I have HTML content that I need to strip out. Some of this content sits between comments as in:

<div>Some content</div>
<!-- Begin: Modal View -->
    <div class="foo">
        <div> Modal View</div>
        <div>...</div>
    </div>
<!-- End: Modal view -->
<div>Some other content</div>

I'd like to select the contents starting from and ending with with a Regular Expression - that is including the comments. Once removed, the output would be:

<div>Some content</div>
<div>Some other content</div>

All I need is the regEx. No need to illustrate how to get the HTML. Assume that the HTML is a String Object with .replaceMethod.

Thanks!

snazzyHawk
  • 45
  • 1
  • 7
  • 1
    [Don't parse HTML with RegEx](http://stackoverflow.com/questions/1732348/regex-match-open-tags-except-xhtml-self-contained-tags/1732454#1732454) – antyrat Feb 26 '15 at 19:58
  • just be aware that things will go horribly wrong when there's something like: `var s = '';` in between. – Bart Kiers Feb 26 '15 at 20:06

3 Answers3

1

If you know how the comments are, then this should do.
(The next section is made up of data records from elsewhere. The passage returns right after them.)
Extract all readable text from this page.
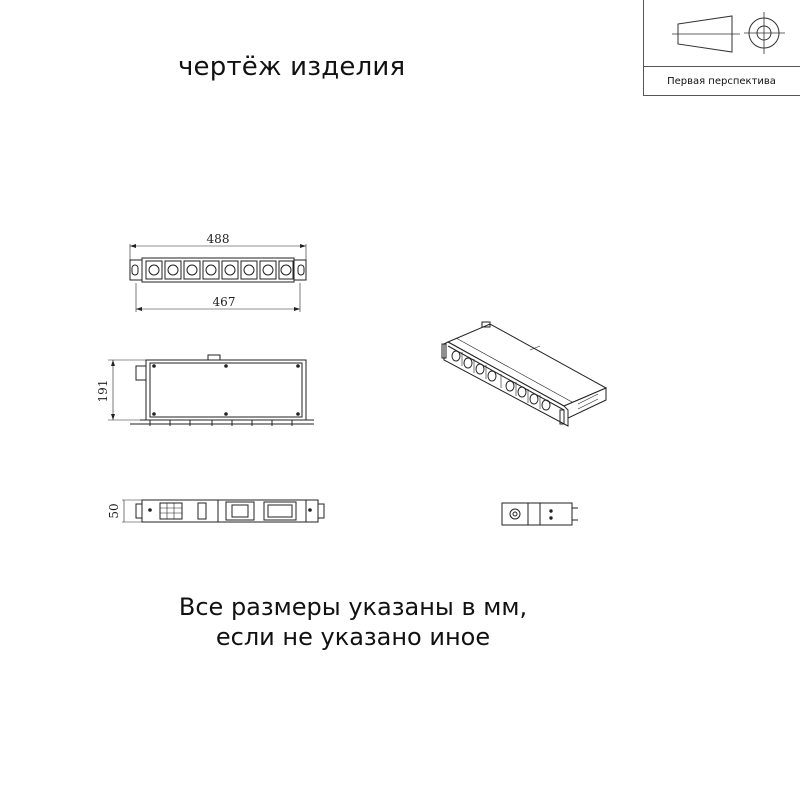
чертёж изделия	Первая перспектива
488
467
191
50
Все размеры указаны в мм,
если не указано иное
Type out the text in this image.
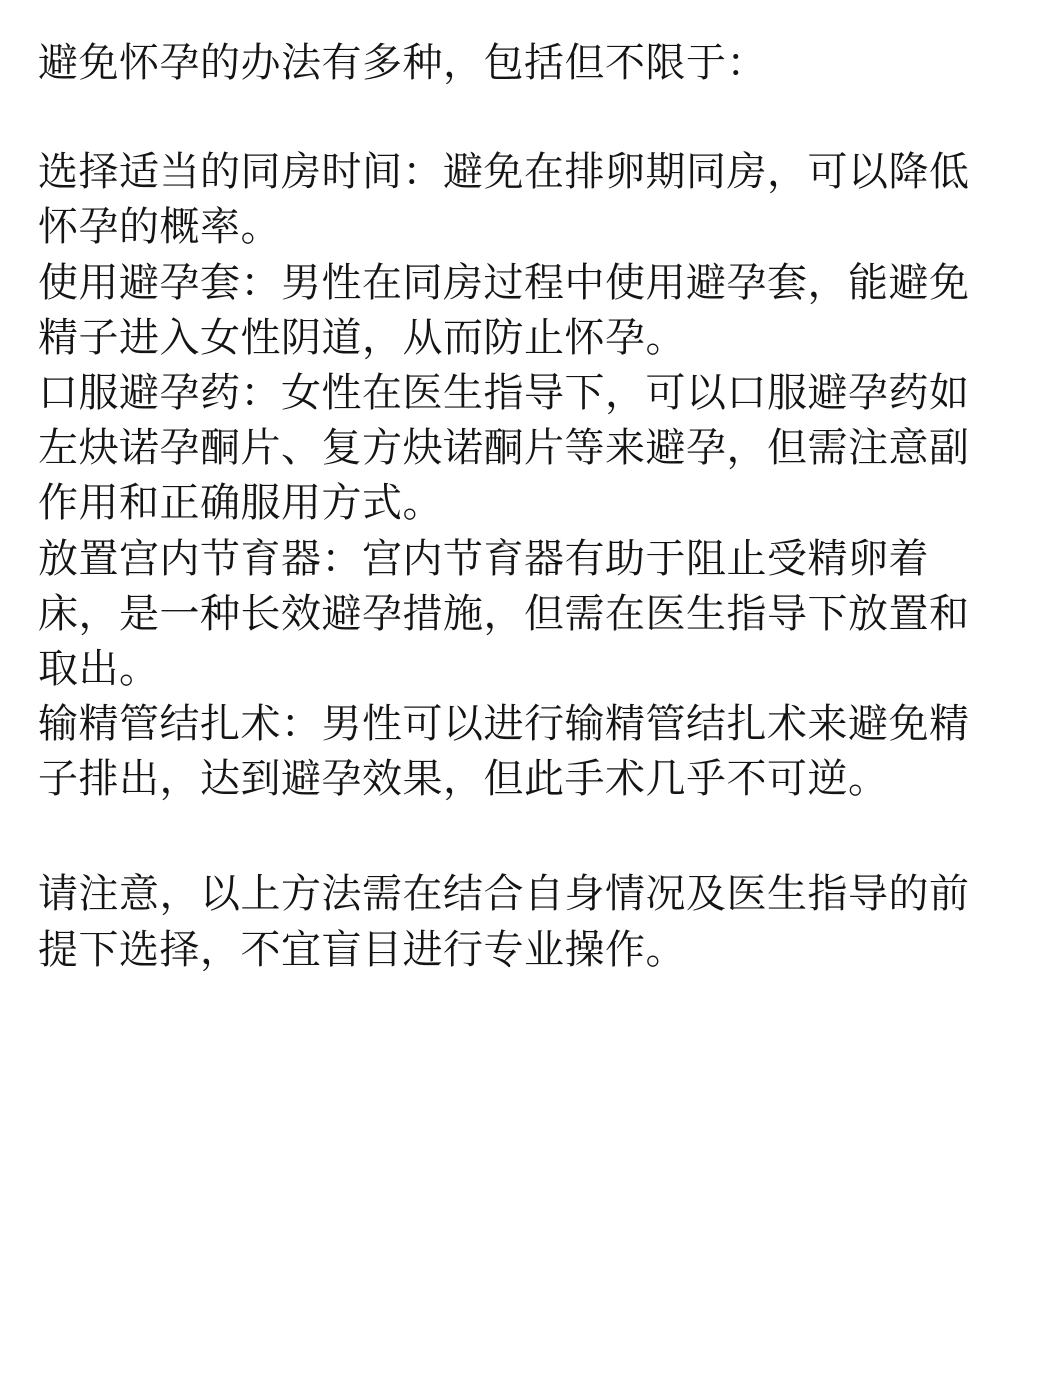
避免怀孕的办法有多种，包括但不限于：

选择适当的同房时间：避免在排卵期同房，可以降低怀孕的概率。

使用避孕套：男性在同房过程中使用避孕套，能避免精子进入女性阴道，从而防止怀孕。

口服避孕药：女性在医生指导下，可以口服避孕药如左炔诺孕酮片、复方炔诺酮片等来避孕，但需注意副作用和正确服用方式。

放置宫内节育器：宫内节育器有助于阻止受精卵着床，是一种长效避孕措施，但需在医生指导下放置和取出。

输精管结扎术：男性可以进行输精管结扎术来避免精子排出，达到避孕效果，但此手术几乎不可逆。

请注意，以上方法需在结合自身情况及医生指导的前提下选择，不宜盲目进行专业操作。
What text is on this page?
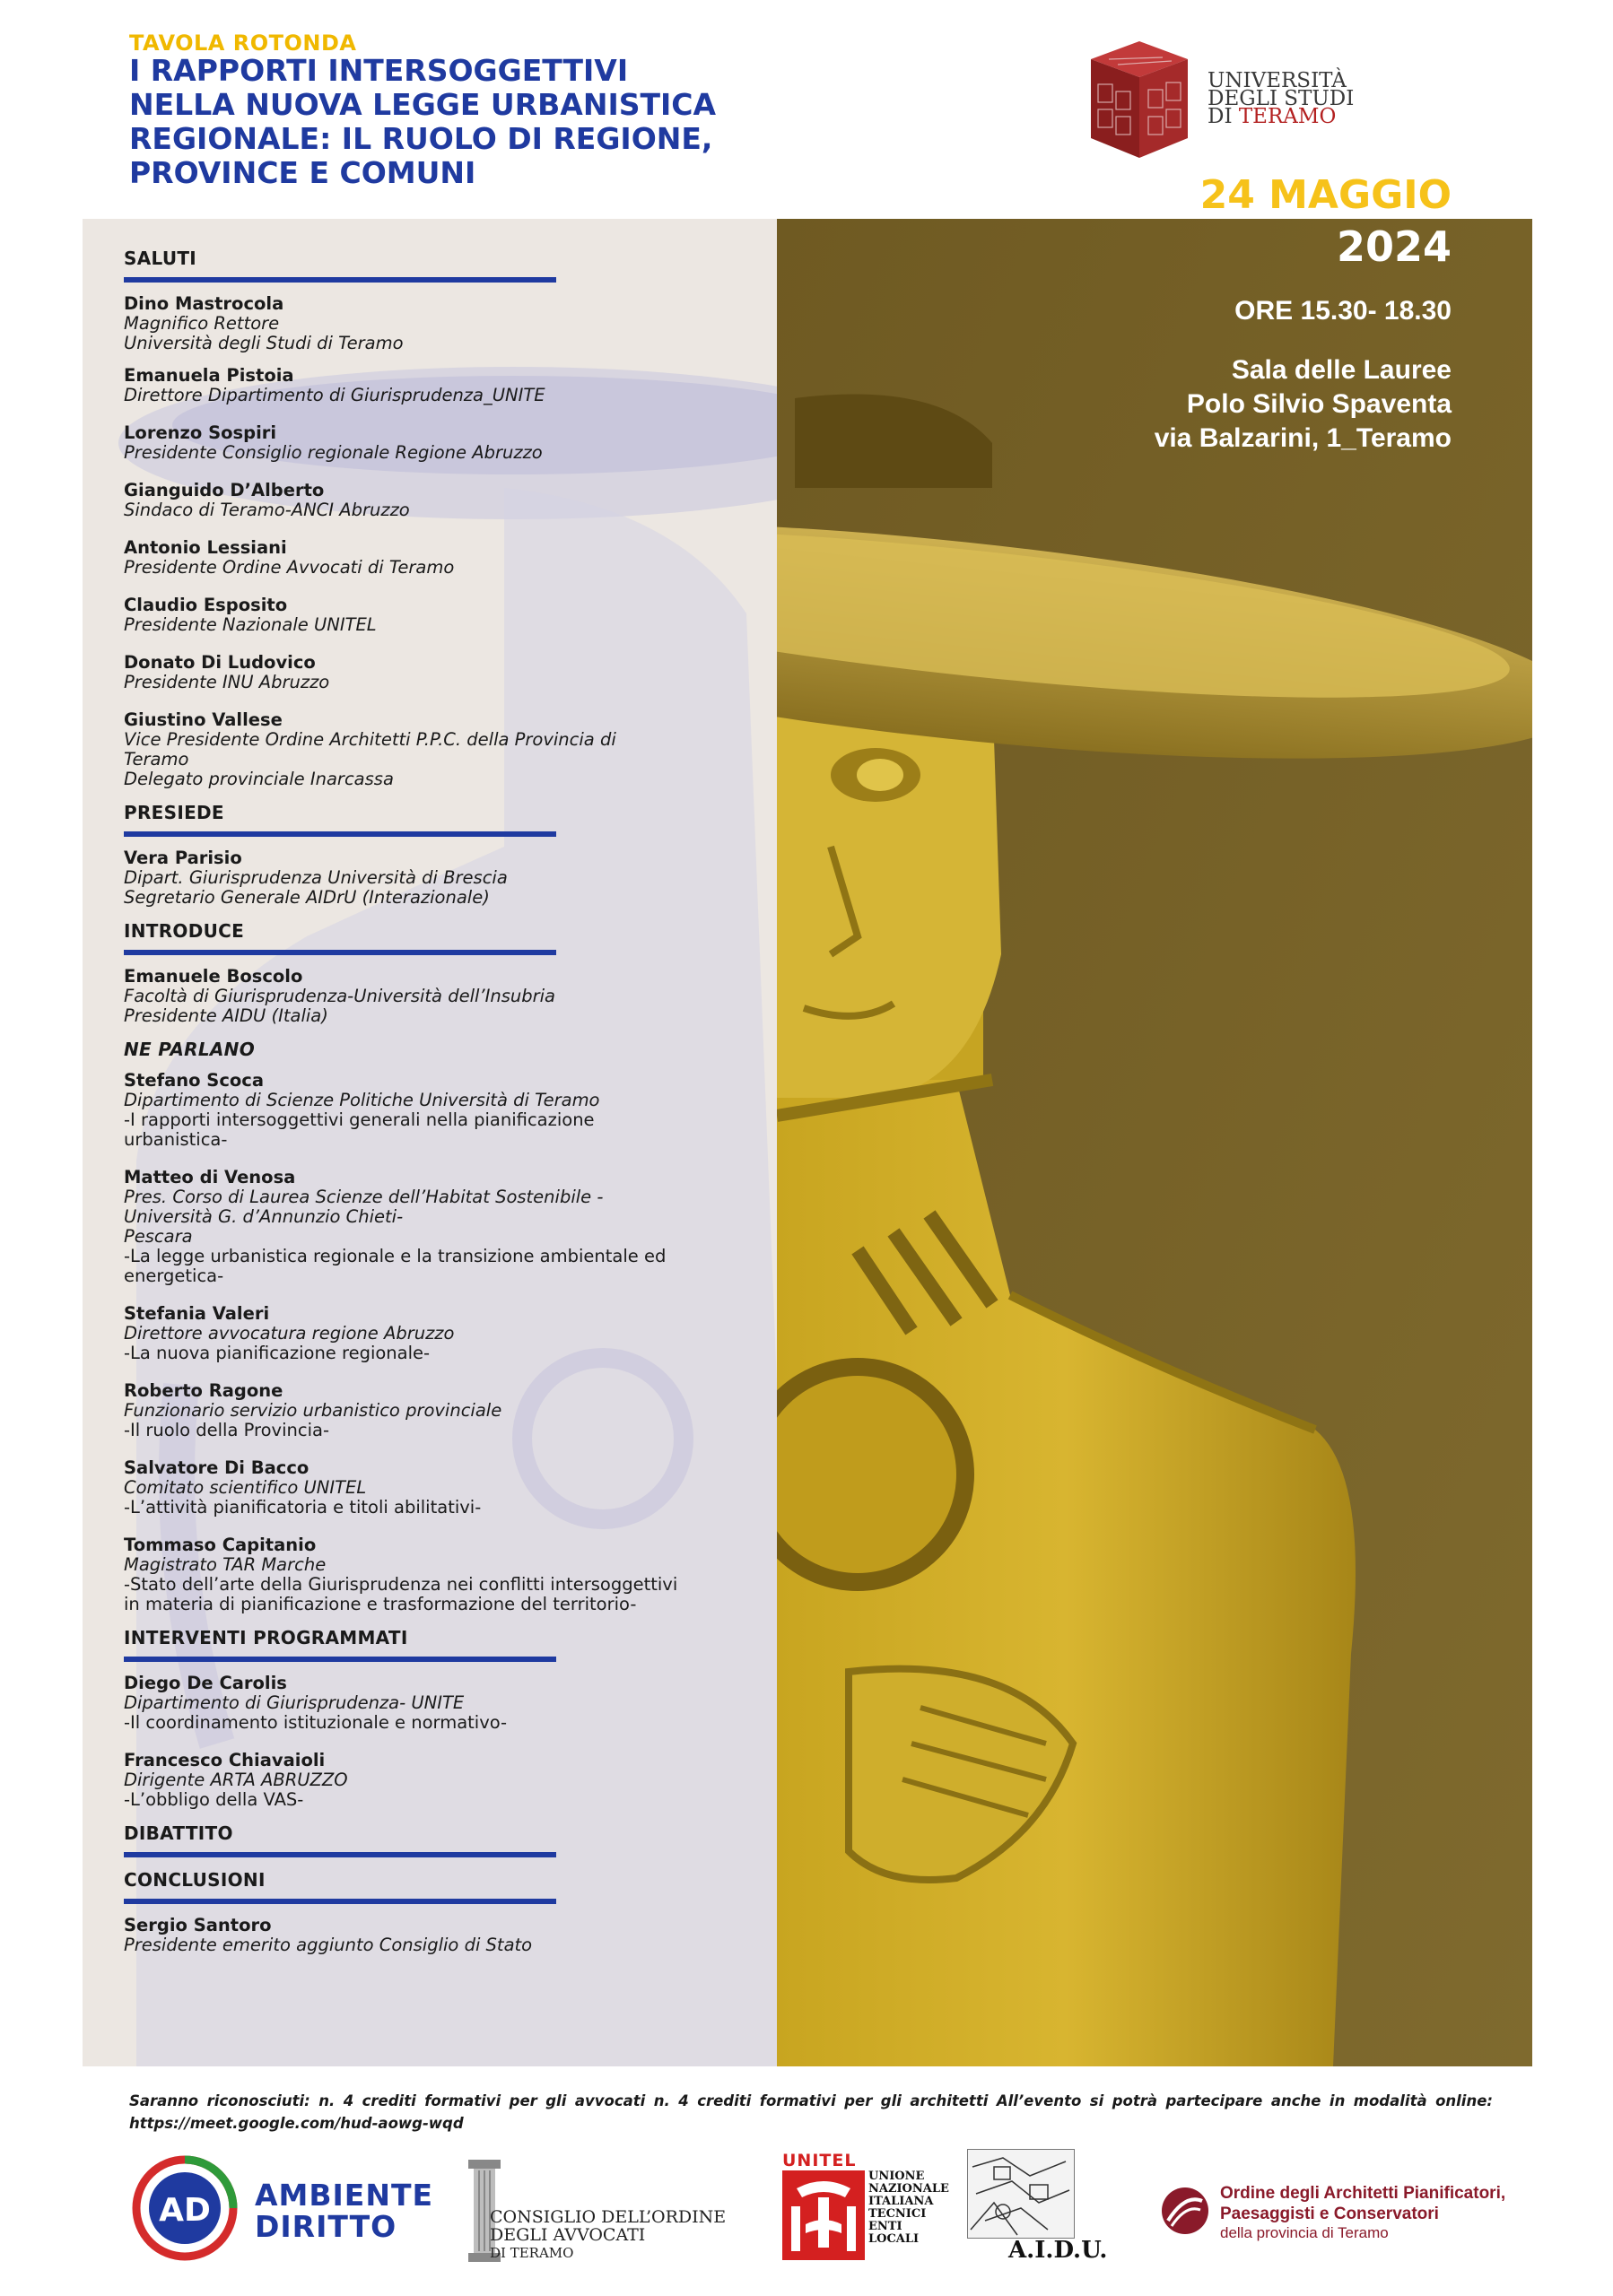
TAVOLA ROTONDA
I RAPPORTI INTERSOGGETTIVI
NELLA NUOVA LEGGE URBANISTICA
REGIONALE: IL RUOLO DI REGIONE,
PROVINCE E COMUNI
UNIVERSITÀ
DEGLI STUDI
DI TERAMO
24 MAGGIO
2024
ORE 15.30- 18.30
Sala delle Lauree
Polo Silvio Spaventa
via Balzarini, 1_Teramo
SALUTI
Dino Mastrocola
Magnifico Rettore
Università degli Studi di Teramo
Emanuela Pistoia
Direttore Dipartimento di Giurisprudenza_UNITE
Lorenzo Sospiri
Presidente Consiglio regionale Regione Abruzzo
Gianguido D’Alberto
Sindaco di Teramo-ANCI Abruzzo
Antonio Lessiani
Presidente Ordine Avvocati di Teramo
Claudio Esposito
Presidente Nazionale UNITEL
Donato Di Ludovico
Presidente INU Abruzzo
Giustino Vallese
Vice Presidente Ordine Architetti P.P.C. della Provincia di
Teramo
Delegato provinciale Inarcassa
PRESIEDE
Vera Parisio
Dipart. Giurisprudenza Università di Brescia
Segretario Generale AIDrU (Interazionale)
INTRODUCE
Emanuele Boscolo
Facoltà di Giurisprudenza-Università dell’Insubria
Presidente AIDU (Italia)
NE PARLANO
Stefano Scoca
Dipartimento di Scienze Politiche Università di Teramo
-I rapporti intersoggettivi generali nella pianificazione
urbanistica-
Matteo di Venosa
Pres. Corso di Laurea Scienze dell’Habitat Sostenibile -
Università G. d’Annunzio Chieti-
Pescara
-La legge urbanistica regionale e la transizione ambientale ed
energetica-
Stefania Valeri
Direttore avvocatura regione Abruzzo
-La nuova pianificazione regionale-
Roberto Ragone
Funzionario servizio urbanistico provinciale
-Il ruolo della Provincia-
Salvatore Di Bacco
Comitato scientifico UNITEL
-L’attività pianificatoria e titoli abilitativi-
Tommaso Capitanio
Magistrato TAR Marche
-Stato dell’arte della Giurisprudenza nei conflitti intersoggettivi
in materia di pianificazione e trasformazione del territorio-
INTERVENTI PROGRAMMATI
Diego De Carolis
Dipartimento di Giurisprudenza- UNITE
-Il coordinamento istituzionale e normativo-
Francesco Chiavaioli
Dirigente ARTA ABRUZZO
-L’obbligo della VAS-
DIBATTITO
CONCLUSIONI
Sergio Santoro
Presidente emerito aggiunto Consiglio di Stato
Saranno riconosciuti: n. 4 crediti formativi per gli avvocati n. 4 crediti formativi per gli architetti All’evento si potrà partecipare anche in modalità online: https://meet.google.com/hud-aowg-wqd
AD AMBIENTE
DIRITTO	CONSIGLIO DELL’ORDINE
DEGLI AVVOCATI
DI TERAMO
UNITEL
UNIONE
NAZIONALE
ITALIANA
TECNICI
ENTI
LOCALI	A.I.D.U.
Ordine degli Architetti Pianificatori,
Paesaggisti e Conservatori
della provincia di Teramo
s/<!-- Begin: Modal View -->.*?<!-- End: Modal view -->//sg

Notice the interrogation mark. That's for the match to be non-greedy.

Otherwise the match would go on from the very first open comment to the very last closing comment, stripping all in the middle.

Random42
  • 11
  • 2
-1

Use the following regular expression:

/<!--\s*begin:\s*(.+)\s*-->[\s\S]*<!--\s*end:\s*\1\s*-->/gi

This will select everything from (and including) <!-- begin: label --> to (and including) <!-- end: label -->.

To remove those occurrences simply do:

var pattern =     /<!--\s*begin:\s*(.+)\s*-->[\s\S]*<!--\s*end:\s*\1\s*-->/gi;
var input= ".....";
var stripped = input.replace(pattern, "");
Mårten Wikström
  • 11,074
  • 5
  • 47
  • 87
-1

You could parse HTML for finding the comments. For that,s see: http://www.bennadel.com/blog/2607-finding-html-comment-nodes-in-the-dom-using-treewalker.htm

Otherwise, if you are not looking for a perfectly reliable and maintainable solution:

var my_html= document.querySelector("#my_html");

my_html.innerHTML= my_html.innerHTML.replace(/<\!--\s*Begin\:(.*?)\s*-->[\s\S]*<\!--\s*End\:\1\s*-->/gmi,"")
<div id="my_html"> 
  
  <div>Some content</div>
<!-- Begin: Modal View -->
    <div class="foo">
        <div> Modal View</div>
        <div>...</div>
    </div>
<!-- End: Modal view -->
<div>Some other content</div>

</div>
Gaël Barbin
  • 3,769
  • 3
  • 25
  • 52